Wing Wah in Baltimore: Cantonese Roasted Meats and Dim Sum
Wing Wah is a Cantonese restaurant on East Joppa Road in Northeast Baltimore that specializes in roasted meats, dim sum, and noodle dishes prepared in the style of Hong Kong establishments. The space operates as a casual counter and table service hybrid, drawing regulars who come for lunch dim sum and families ordering roasted duck and chicken for takeout.
What Wing Wah Actually Is
Wing Wah functions as both a dim sum house during lunch hours and a roasted-meat shop year-round. The kitchen hangs whole ducks, chickens, and pork belly in the front window, a visual marker of its core offering. Unlike pan-Asian casual restaurants that treat Chinese food as one category among many, Wing Wah commits to a single regional tradition. The dining room is small and undecorated, with the focus entirely on execution rather than atmosphere.
Roasted Meats and Dim Sum Pricing
Roasted duck runs $22 to $28 for a half bird, depending on size and current sourcing costs (call ahead to confirm current pricing). A quarter chicken costs $8 to $10; roasted pork belly is $18 to $24. These are prices to take home or eat at one of six tables.
Dim sum is served during lunch, typically 11 a.m. to 2 p.m., with pushcarts rolling through the dining room Tuesday through Sunday. Individual items range from $3 to $7 per steamer basket or plate. Har gow (shrimp dumplings) and siu mai (pork and shrimp dumplings) are the baseline standards; char siu bao (barbecue pork bun) and sticky rice wrapped in lotus leaf are seasonal or variable. A full dim sum lunch for one person typically costs $12 to $18.
Chow mein and chow fun with roasted meat added run $9 to $14. Chicken or pork fried rice is $7 to $9. Rice bowls with roasted meat are $10 to $13. Verify pricing by phone before a visit, as ingredient costs fluctuate.
How Wing Wah Compares to Other Baltimore Chinese Options
Dim sum in Baltimore is scarce and uneven. The Oriental Pearl on Pulaski Highway offers cart service in a larger room with more variety, but the quality of execution at Wing Wah is consistently higher for core items like har gow. If you want extensive dim sum selection and ambiance, Oriental Pearl suits you; if you want excellence in a no-frills setting, Wing Wah is the choice.
For roasted meats, Wing Wah's preparations are more authentic than those at takeout shops that roast as a secondary offering. Peking grill houses elsewhere in the region may offer fancier plating, but they are not present in Baltimore proper. Wing Wah fills that niche alone.
For noodle soups and rice dishes, Wing Wah competes on quality with casual Chinese restaurants across the city, but most other places do not also roast meats on-site, making the combination unusual in Baltimore.
Who It Suits and Who It Does Not
Wing Wah works best for people who know Cantonese food and want to order with intention. First-time visitors or those expecting English-language descriptions on every menu item may find the experience cryptic. Staff speak primarily Cantonese and limited English; ordering by pointing at the kitchen window or at dim sum carts is normal.

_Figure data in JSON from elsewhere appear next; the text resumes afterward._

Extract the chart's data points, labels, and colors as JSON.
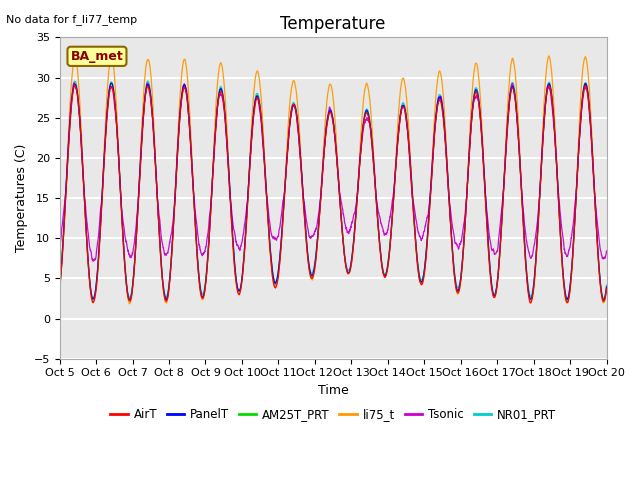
{
  "title": "Temperature",
  "xlabel": "Time",
  "ylabel": "Temperatures (C)",
  "annotation": "No data for f_li77_temp",
  "legend_label": "BA_met",
  "ylim": [
    -5,
    35
  ],
  "xlim": [
    0,
    15
  ],
  "yticks": [
    -5,
    0,
    5,
    10,
    15,
    20,
    25,
    30,
    35
  ],
  "xtick_labels": [
    "Oct 5",
    "Oct 6",
    "Oct 7",
    "Oct 8",
    "Oct 9",
    "Oct 10",
    "Oct 11",
    "Oct 12",
    "Oct 13",
    "Oct 14",
    "Oct 15",
    "Oct 16",
    "Oct 17",
    "Oct 18",
    "Oct 19",
    "Oct 20"
  ],
  "series_colors": {
    "AirT": "#ff0000",
    "PanelT": "#0000ff",
    "AM25T_PRT": "#00dd00",
    "li75_t": "#ff9900",
    "Tsonic": "#cc00cc",
    "NR01_PRT": "#00cccc"
  },
  "series_order": [
    "NR01_PRT",
    "AM25T_PRT",
    "li75_t",
    "Tsonic",
    "PanelT",
    "AirT"
  ],
  "legend_order": [
    "AirT",
    "PanelT",
    "AM25T_PRT",
    "li75_t",
    "Tsonic",
    "NR01_PRT"
  ],
  "background_color": "#e8e8e8",
  "grid_color": "#ffffff",
  "n_points": 3000,
  "title_fontsize": 12,
  "label_fontsize": 9,
  "tick_fontsize": 8
}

It suits lunch eaters and people buying roasted meats to take away. It does not suit diners looking for wine pairings, quiet ambiance, or table service with explanation. It does not accommodate large groups; the room seats roughly 20 people.
What the First Visit Involves
Arrive between 11 a.m. and 1:30 p.m. for dim sum. A server will seat you, leave a tea menu, and direct you to pour your own hot water. Dim sum carts will come around; point at what you want. Count your plates at the end; the bill is calculated from the stack. Do not expect menu descriptions. If you cannot read Cantonese characters on a plate, ask "what is this?" or skip it.
For roasted meat, either call ahead to reserve a half or whole bird, or arrive during lunch or dinner and order from what is hanging in the window. Takeout is the primary format; eating in with roasted meat is possible but less common.
Hours, Parking, and Logistics
Wing Wah is open Tuesday to Sunday, 11 a.m. to 9 p.m., with dim sum service ending by 2 p.m. Closed Mondays. Parking is street parking on East Joppa Road and surrounding blocks; a small lot is sometimes available behind the building. Call 410-662-3388 to confirm dim sum availability on the day you plan to visit and to reserve roasted birds.
Wing Wah remains one of the only places in Baltimore where dim sum service and whole roasted meats meet authentic Cantonese technique, making it necessary for anyone serious about the food.